Promuovere la conoscenza del cibo e delle produzioni locali tra i più giovani, questo è l’obiettivo dell’accordo programmatico firmato presso il Comune di Città Sant’Angelo.
A sottoscrivere l’intesa sono stati il Comune, CIA – Agricoltori Italiani Chieti-Pescara, il GAL Terre Pescaresi, il Mercato Contadino di Pescara e l’associazione nazionale “La Spesa in Campagna – CIA” con il patrocinio di ISA – Istituto Senologico Abruzzo e Slow Food Pescara.
Il progetto prevede la creazione di una rete tra istituzioni, produttori e organizzazioni del settore agroalimentare con l’obiettivo di avvicinare gli studenti alla cultura del cibo e alla conoscenza delle produzioni agroalimentari della provincia pescarese .
Grazie alla collaborazione tra il GAL Terre Pescaresi e il Mercato Contadino di Pescara, le scuole potranno partecipare a incontri e lezioni di educazione alimentare dedicati alle filiere dei prodotti tipici abruzzesi. Gli studenti avranno così l’opportunità di conoscere la storia degli alimenti, imparare a riconoscerli e comprendere il valore dei marchi di tutela e delle filiere corte.
«Come amministrazione comunale siamo sempre stati pronti ad accogliere iniziative capaci di arricchire culturalmente il territorio» – ha dichiarato il sindaco di Città Sant’Angelo, Matteo Perazzetti. «Questa proposta rappresenta un percorso virtuoso di educazione al cibo di qualità».

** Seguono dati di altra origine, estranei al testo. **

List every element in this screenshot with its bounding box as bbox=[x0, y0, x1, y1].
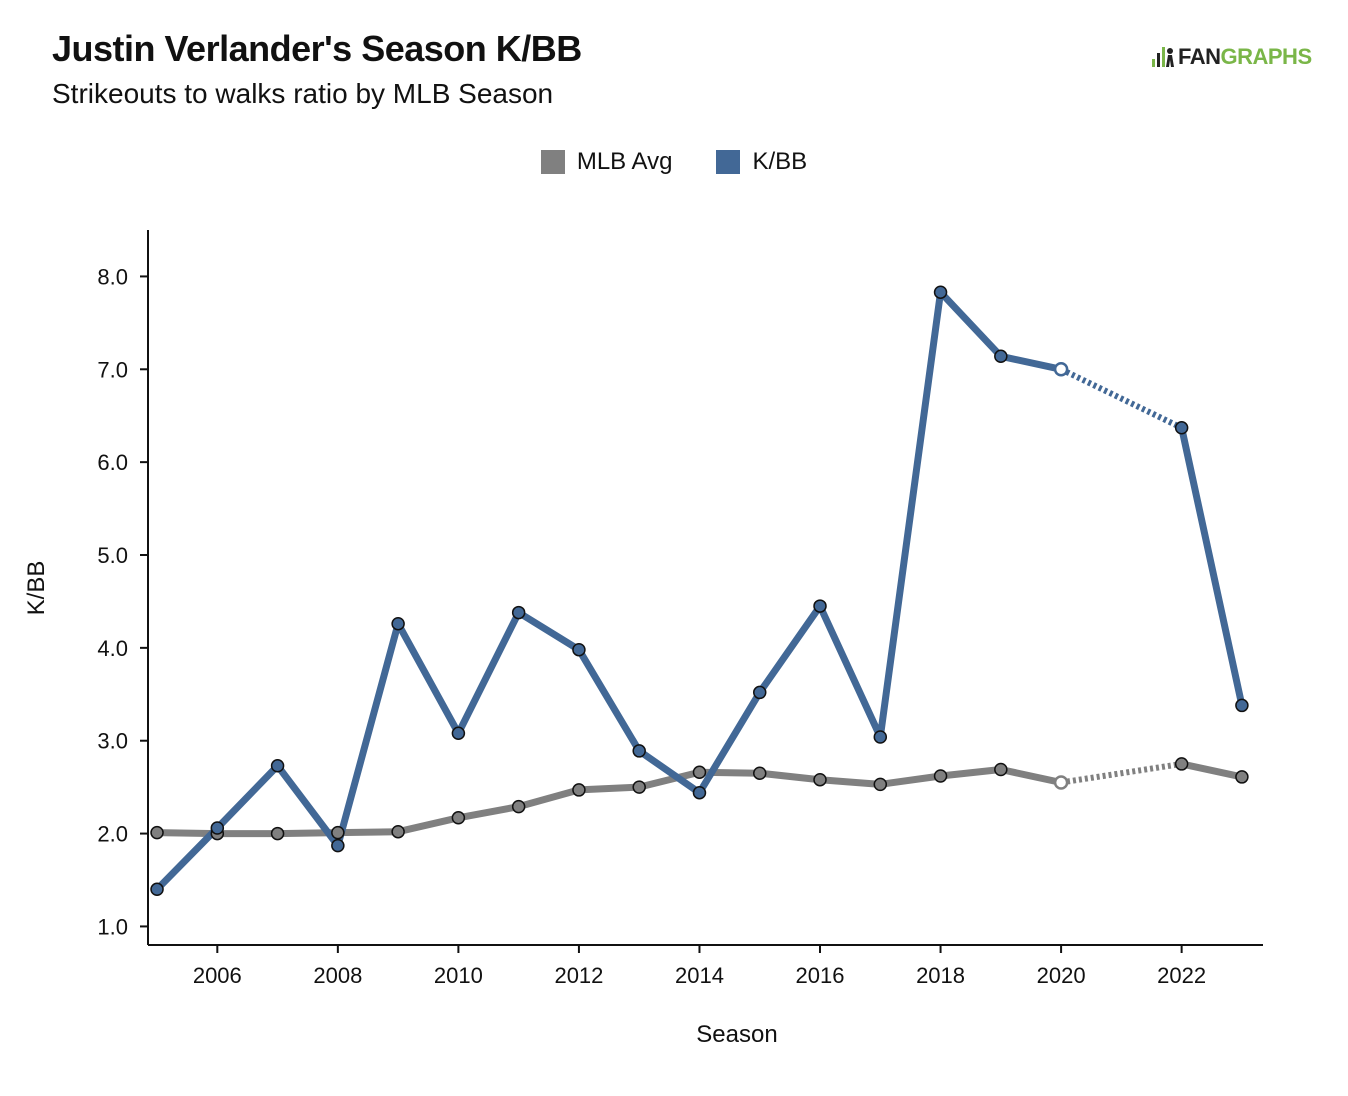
data-point-0-2018 bbox=[933, 769, 948, 783]
x-tick-label: 2016 bbox=[796, 963, 845, 988]
y-tick-label: 6.0 bbox=[97, 450, 128, 475]
legend-item-mlb-avg[interactable]: MLB Avg bbox=[540, 148, 673, 176]
data-point-1-2011 bbox=[511, 605, 526, 620]
series-line-1 bbox=[1178, 424, 1246, 709]
x-axis-label: Season bbox=[696, 1021, 777, 1048]
chart-lines bbox=[153, 288, 1246, 893]
chart-subtitle: Strikeouts to walks ratio by MLB Season bbox=[52, 78, 554, 109]
y-tick-label: 2.0 bbox=[97, 822, 128, 847]
data-point-1-2010 bbox=[451, 726, 466, 741]
data-point-1-2012 bbox=[572, 642, 586, 657]
x-tick-label: 2006 bbox=[193, 963, 242, 988]
data-point-0-2011 bbox=[511, 799, 526, 814]
series-line-1 bbox=[153, 288, 1065, 893]
data-point-0-2009 bbox=[391, 824, 405, 839]
series-gap-dashed-0 bbox=[1060, 760, 1183, 786]
data-point-1-2014 bbox=[692, 785, 707, 800]
data-point-1-2019 bbox=[994, 349, 1008, 364]
data-point-0-2005 bbox=[150, 825, 164, 840]
data-point-0-2023 bbox=[1235, 770, 1249, 784]
data-point-1-2018 bbox=[933, 285, 948, 299]
chart-points bbox=[150, 285, 1249, 897]
legend-item-kbb[interactable]: K/BB bbox=[716, 148, 807, 176]
fangraphs-logo-icon bbox=[1152, 47, 1174, 67]
logo-fan-text: FAN bbox=[1178, 44, 1221, 69]
y-tick-label: 4.0 bbox=[97, 636, 128, 661]
data-point-0-2017 bbox=[873, 777, 888, 792]
x-tick-label: 2018 bbox=[916, 963, 965, 988]
legend-swatch-mlb-avg bbox=[540, 150, 565, 174]
data-point-1-2017 bbox=[873, 730, 888, 744]
series-line-0 bbox=[1178, 760, 1246, 781]
logo-graphs-text: GRAPHS bbox=[1220, 44, 1313, 69]
x-tick-label: 2008 bbox=[313, 963, 362, 988]
y-tick-label: 5.0 bbox=[97, 543, 128, 568]
data-point-0-2014 bbox=[692, 765, 707, 780]
data-point-0-2022 bbox=[1174, 757, 1189, 771]
legend-swatch-kbb bbox=[716, 150, 741, 174]
legend-label-kbb: K/BB bbox=[752, 148, 808, 175]
data-point-1-2022 bbox=[1174, 421, 1189, 435]
x-tick-label: 2022 bbox=[1157, 963, 1206, 988]
chart-title: Justin Verlander's Season K/BB bbox=[52, 28, 582, 69]
fangraphs-logo: FAN GRAPHS bbox=[1150, 44, 1312, 70]
data-point-1-2008 bbox=[331, 838, 345, 853]
data-point-1-2006 bbox=[210, 821, 225, 835]
chart-axes: 1.0 2.0 3.0 4.0 5.0 6.0 7.0 8.0 2006 2008 2010 2012… bbox=[97, 230, 1263, 988]
data-point-1-2007 bbox=[270, 759, 285, 773]
x-tick-label: 2010 bbox=[434, 963, 483, 988]
x-tick-label: 2020 bbox=[1037, 963, 1086, 988]
data-point-1-2005 bbox=[150, 882, 164, 897]
y-tick-label: 1.0 bbox=[97, 914, 128, 939]
series-gap-dashed-1 bbox=[1059, 366, 1183, 431]
data-point-0-2012 bbox=[572, 783, 586, 797]
data-point-1-2013 bbox=[632, 744, 646, 758]
data-point-0-2013 bbox=[632, 780, 646, 794]
y-tick-label: 3.0 bbox=[97, 729, 128, 754]
data-point-0-2015 bbox=[752, 766, 767, 780]
data-point-1-2020 bbox=[1053, 362, 1069, 377]
chart-legend: MLB Avg K/BB bbox=[0, 148, 1348, 176]
data-point-0-2007 bbox=[270, 826, 285, 841]
data-point-0-2008 bbox=[331, 825, 345, 840]
data-point-0-2010 bbox=[451, 811, 466, 825]
data-point-1-2023 bbox=[1235, 698, 1249, 713]
x-tick-label: 2012 bbox=[554, 963, 603, 988]
y-axis-label: K/BB bbox=[23, 561, 50, 616]
y-tick-label: 8.0 bbox=[97, 264, 128, 289]
x-tick-label: 2014 bbox=[675, 963, 724, 988]
data-point-0-2019 bbox=[994, 762, 1008, 777]
data-point-1-2016 bbox=[813, 599, 827, 613]
y-tick-label: 7.0 bbox=[97, 357, 128, 382]
data-point-1-2015 bbox=[752, 685, 767, 700]
data-point-1-2009 bbox=[391, 616, 405, 631]
legend-label-mlb-avg: MLB Avg bbox=[576, 148, 673, 175]
data-point-0-2020 bbox=[1053, 775, 1069, 790]
series-line-0 bbox=[153, 766, 1065, 838]
data-point-0-2016 bbox=[813, 772, 827, 787]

Secondo Domenico Bomba, presidente di CIA – Agricoltori Italiani Chieti-Pescara, il progetto rafforza il legame tra mondo agricolo e nuove generazioni: «Portare nelle scuole la conoscenza del cibo significa investire nel futuro e aiutare i ragazzi a comprendere il valore del lavoro agricolo e delle filiere locali».
Sulla stessa linea anche la presidente nazionale de “La Spesa in Campagna – CIA”, Beatrice Tortora, che ha sottolineato l’importanza di rendere il mondo rurale sempre più riconoscibile come punto di riferimento per un’alimentazione sostenibile, etica e di qualità.
Il direttore del GAL Terre Pescaresi, Domenico Francomano, ha concluso che l’iniziativa promossa, contribuisce alla costruzione dell’identità delle produzioni alimentari del territorio provinciale .
Le prime scuole saranno coinvolte già nelle prossime settimane, mentre l’obiettivo è estendere progressivamente il progetto a tutti gli istituti del territorio.